3. Vorrichtung nach den Ansprüchen 1 und 2, dadurch gekennzeichnet, dass die kegelstumpfförmige Rastnase (17) des Tragteils (16) an ihrer Breitseite unter Bildung der Hin-terschneidung (18) in ein gleichgestaltetes Steckteil (19), an dessen Breitseite sich mittig ein Haltestab (20) des Tragteils
(16) anschliesst, übergeht, und dass in die Stirnseite der Klemmschenkel (2a, 2b) der Rohrschelle (2) eine im Querschnitt entsprechend kegelstumpfförmig aus geführte, sich bis zu der Nut (12) erstreckende Einstecköffnung (14) eingelassen ist.
4. Vorrichtung nach einem der Ansprüche 1 bis 3, dadurch gekennzeichnet, dass die Rastnase (17) und das Steckteil (19) des Tragteils (16) als gesondertes, einstückiges Bauteil (24), das über eine Schraube (25) an der zugehörigen Stirnseite des Haltestabs (20) des Tragteils (16) befestigt ist, ausgebildet ist.
5. Vorrichtung nach den Ansprüchen 1 und 2, dadurch gekennzeichnet, dass die Aussenseite der Klemmschenkel (2a, 2b) der Rohrschelle (2) von der Hinterschneidung (18) der aufgrund des Spaltes (4) zwischen den Klemmschenkeln (2a, 2b) geteilt ausgeführten kegelstumpfförmigen Rastnase
(17) aus parallel zu der konischen Aussenseite der Rastnase (17) verläuft, und dass in die Stirnseite der Klemmschenkel (16a, 16b) des Endbereiches des Tragteils (16) eine im Querschnitt entsprechend kegelstumpfförmig ausgebildete, sich bis in die Nut (12) erstreckende Einsteck-Öffnung (14) eingelassen ist.
6. Vorrichtung nach einem der Ansprüche 1 und 5, dadurch gekennzeichnet, dass die die Klemmschenkel (2a, 2b) der Rohrschelle (2) bzw. die Klemmschenkel (16a, 16b) des Endbereiches des Tragteils (16) verbindende Schraube (5) eine Innensechskantschraube ist, deren Kopf (6) sich in einer Schraubenkopfaufnahme (7) in dem einen Klemmschenkel (2a bzw. 16a) der Rohrschelle (2) bzw. des Tragteils (16) abstützt, und deren Gewindeschaft (9) nach Durchquerung einer der Schraubenkopfaufnahme (7) nachgeordneten Durchgangsbohrung (8) in diesem Klemmschenkel (2a bzw. 16a) sowie des Spaltes (4) zwischen den Klemmschenkeln (2a, 2b bzw. 16a, 16b) der Rohrschelle (2) des anderen Klemmschenkels (2b bzw. 16b) der Rohrschelle (2) bzw. des Tragteils (16) eingreift.

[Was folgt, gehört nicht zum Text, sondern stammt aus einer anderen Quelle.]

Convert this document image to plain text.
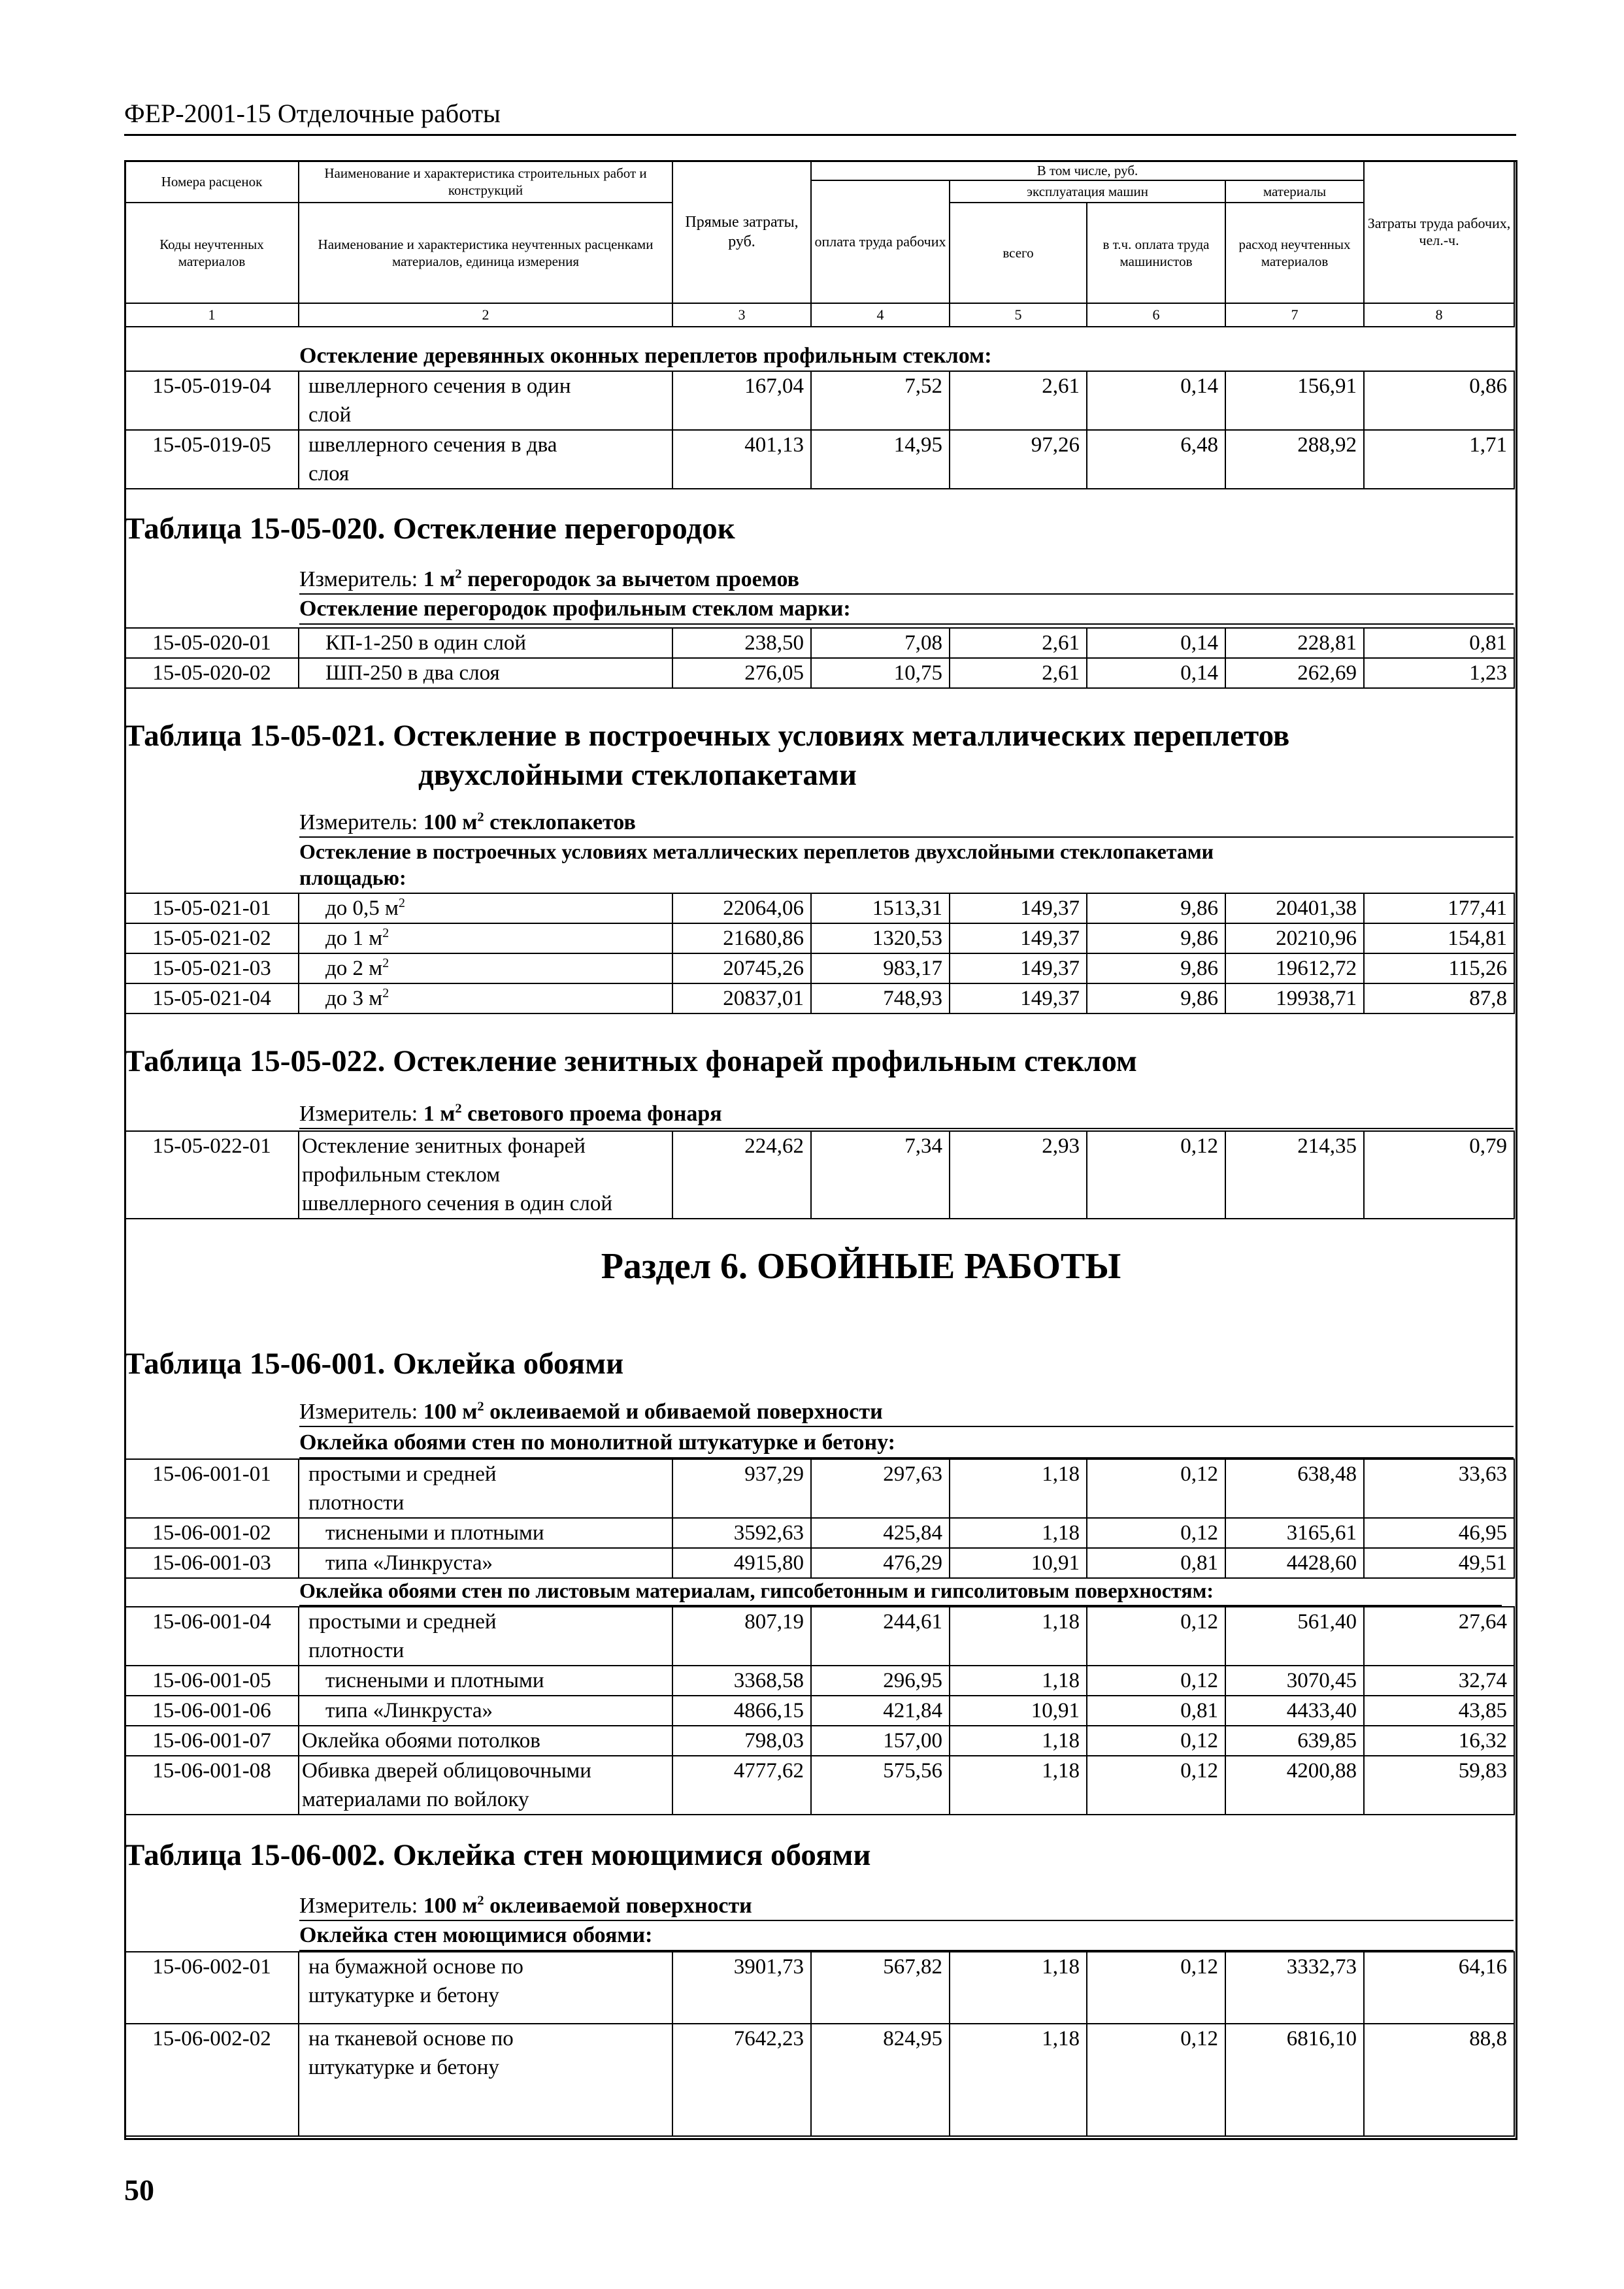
ФЕР-2001-15 Отделочные работы
Номера расценок	Наименование и характеристика строительных работ и конструкций	Прямые затраты, руб.	В том числе, руб.				Затраты труда рабочих, чел.-ч.
			оплата труда рабочих	эксплуатация машин		материалы	
Коды неучтенных материалов	Наименование и характеристика неучтенных расценками материалов, единица измерения			всего	в т.ч. оплата труда машинистов	расход неучтенных материалов	

1	2	3	4	5	6	7	8
Остекление деревянных оконных переплетов профильным стеклом:
15-05-019-04	швеллерного сечения в один
слой	167,04	7,52	2,61	0,14	156,91	0,86
15-05-019-05	швеллерного сечения в два
слоя	401,13	14,95	97,26	6,48	288,92	1,71
Таблица 15-05-020. Остекление перегородок
Измеритель: 1 $м^2$ перегородок за вычетом проемов
Остекление перегородок профильным стеклом марки:
15-05-020-01	КП-1-250 в один слой	238,50	7,08	2,61	0,14	228,81	0,81
15-05-020-02	ШП-250 в два слоя	276,05	10,75	2,61	0,14	262,69	1,23
Таблица 15-05-021. Остекление в построечных условиях металлических переплетов
двухслойными стеклопакетами
Измеритель: 100 $м^2$ стеклопакетов
Остекление в построечных условиях металлических переплетов двухслойными стеклопакетами
площадью:
15-05-021-01	до 0,5 $м^2$	22064,06	1513,31	149,37	9,86	20401,38	177,41
15-05-021-02	до 1 $м^2$	21680,86	1320,53	149,37	9,86	20210,96	154,81
15-05-021-03	до 2 $м^2$	20745,26	983,17	149,37	9,86	19612,72	115,26
15-05-021-04	до 3 $м^2$	20837,01	748,93	149,37	9,86	19938,71	87,8
Таблица 15-05-022. Остекление зенитных фонарей профильным стеклом
Измеритель: 1 $м^2$ светового проема фонаря
15-05-022-01	Остекление зенитных фонарей
профильным стеклом
швеллерного сечения в один слой
	224,62	7,34	2,93	0,12	214,35	0,79
Раздел 6. ОБОЙНЫЕ РАБОТЫ
Таблица 15-06-001. Оклейка обоями
Измеритель: 100 $м^2$ оклеиваемой и обиваемой поверхности
Оклейка обоями стен по монолитной штукатурке и бетону:
15-06-001-01	простыми и средней
плотности	937,29	297,63	1,18	0,12	638,48	33,63
15-06-001-02	тиснеными и плотными	3592,63	425,84	1,18	0,12	3165,61	46,95
15-06-001-03	типа «Линкруста»	4915,80	476,29	10,91	0,81	4428,60	49,51
Оклейка обоями стен по листовым материалам, гипсобетонным и гипсолитовым поверхностям:
15-06-001-04	простыми и средней
плотности	807,19	244,61	1,18	0,12	561,40	27,64
15-06-001-05	тиснеными и плотными	3368,58	296,95	1,18	0,12	3070,45	32,74
15-06-001-06	типа «Линкруста»	4866,15	421,84	10,91	0,81	4433,40	43,85
15-06-001-07	Оклейка обоями потолков	798,03	157,00	1,18	0,12	639,85	16,32
15-06-001-08	Обивка дверей облицовочными
материалами по войлоку	4777,62	575,56	1,18	0,12	4200,88	59,83
Таблица 15-06-002. Оклейка стен моющимися обоями
Измеритель: 100 $м^2$ оклеиваемой поверхности
Оклейка стен моющимися обоями:
15-06-002-01	на бумажной основе по
штукатурке и бетону	3901,73	567,82	1,18	0,12	3332,73	64,16
15-06-002-02	на тканевой основе по
штукатурке и бетону	7642,23	824,95	1,18	0,12	6816,10	88,8
50
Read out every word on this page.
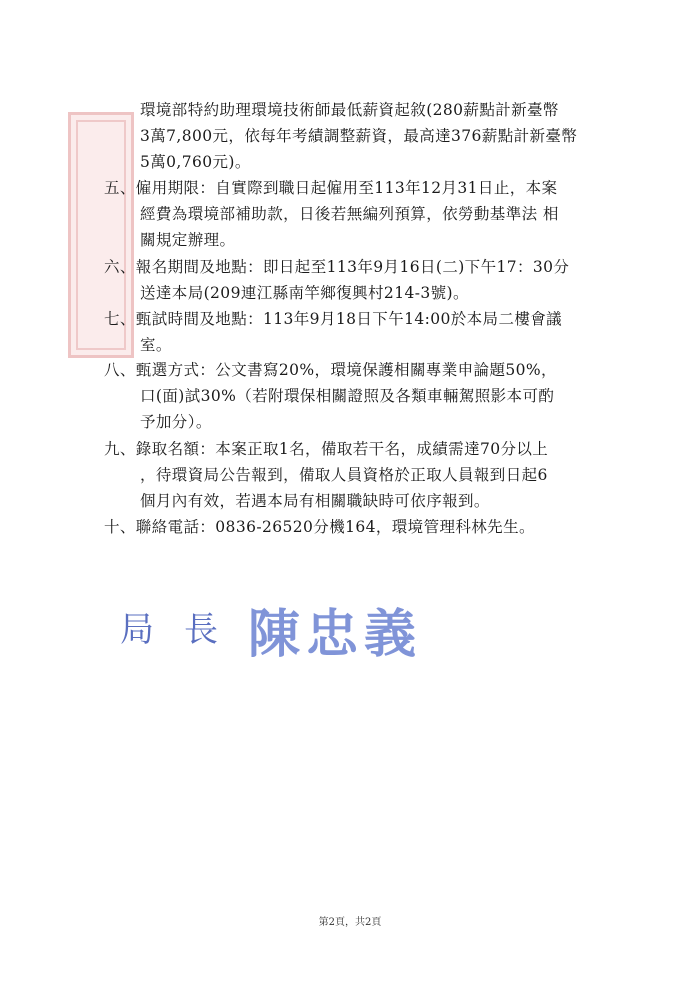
環境部特約助理環境技術師最低薪資起敘(280薪點計新臺幣
3萬7,800元，依每年考績調整薪資，最高達376薪點計新臺幣
5萬0,760元)。
五、僱用期限：自實際到職日起僱用至113年12月31日止，本案
經費為環境部補助款，日後若無編列預算，依勞動基準法 相
關規定辦理。
六、報名期間及地點：即日起至113年9月16日(二)下午17：30分
送達本局(209連江縣南竿鄉復興村214-3號)。
七、甄試時間及地點：113年9月18日下午14:00於本局二樓會議
室。
八、甄選方式：公文書寫20%，環境保護相關專業申論題50%，
口(面)試30%（若附環保相關證照及各類車輛駕照影本可酌
予加分）。
九、錄取名額：本案正取1名，備取若干名，成績需達70分以上
，待環資局公告報到，備取人員資格於正取人員報到日起6
個月內有效，若遇本局有相關職缺時可依序報到。
十、聯絡電話：0836-26520分機164，環境管理科林先生。
局長 陳忠義
第2頁，共2頁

7. Vorrichtung nach einem der Ansprüche 1 bis 6, dadurch gekennzeichnet, dass die umlaufende Nut (12) in den Innenseiten der Klemmschenkel (2a, 2b) der Rohrschelle (2) bzw. in den Innenseiten der Klemmschenkel (16a, 16b) des Endbereiches des Tragteils (16) in Verbindung mit einer im Querschnitt trapezförmigen, durchgehenden Öffnung (15), die rechtwinklig und mittig zum Spalt (4) zwischen den entsprechenden Klemmschenkeln (2a, 2b bzw. 16a, 16b) verläuft, ausgebildet ist.
8. Vorrichtung nach einem der Ansprüche 1 bis 7, dadurch gekennzeichnet, dass der Haltestab (20) des Tragteils (16) rechtwinklig abgebogen ist und an seiner der aus Metall bestehenden Wand (30) zugewandten Stirnseite (31) in einen abgesetzten Gewindezapfen (28) übergeht, der in eine entsprechende Gewindebohrung (29) der Wand (30) eingedreht ist.
9. Vorrichtung nach einem der Ansprüche 1 bis 7, dadurch gekennzeichnet, dass der Haltestab (20) des Tragteils (16) relativ kurz und geradlinig ausgeführt ist und an seiner der aus Holz bestehenden Wand (30) zugewandten Stirnseite in eine in die Wand (30) eingedrehte Holzschraube (33) übergeht.
10. Vorrichtung nach einem der Ansprüche 1 bis 7, dadurch gekennzeichnet, dass bei der Ausbildung des Tragteils (16) an seinem freien Ende mit gegenüberliegenden Klemmschenkeln (16a, 16b) diese Klemmschenkel (16a, 16b) unmittelbar in einen kurzen Haltestab (20) des Tragteils (16) übergehen, wobei sich von der Nut (12) in den Klemmschenkeln (16a, 16b) aus eine in der Achse der Nut (12) liegende Bohrung (34) durch den Haltestab (20), in dem die Bohrung (34) abgesetzt ist, erstreckt, und wobei die Bohrung (34) eine Schraube (35) aufnimmt, die in einen in einer aus Beton bestehenden Wand (30) eingesetzten Dübel (36) eingedreht ist.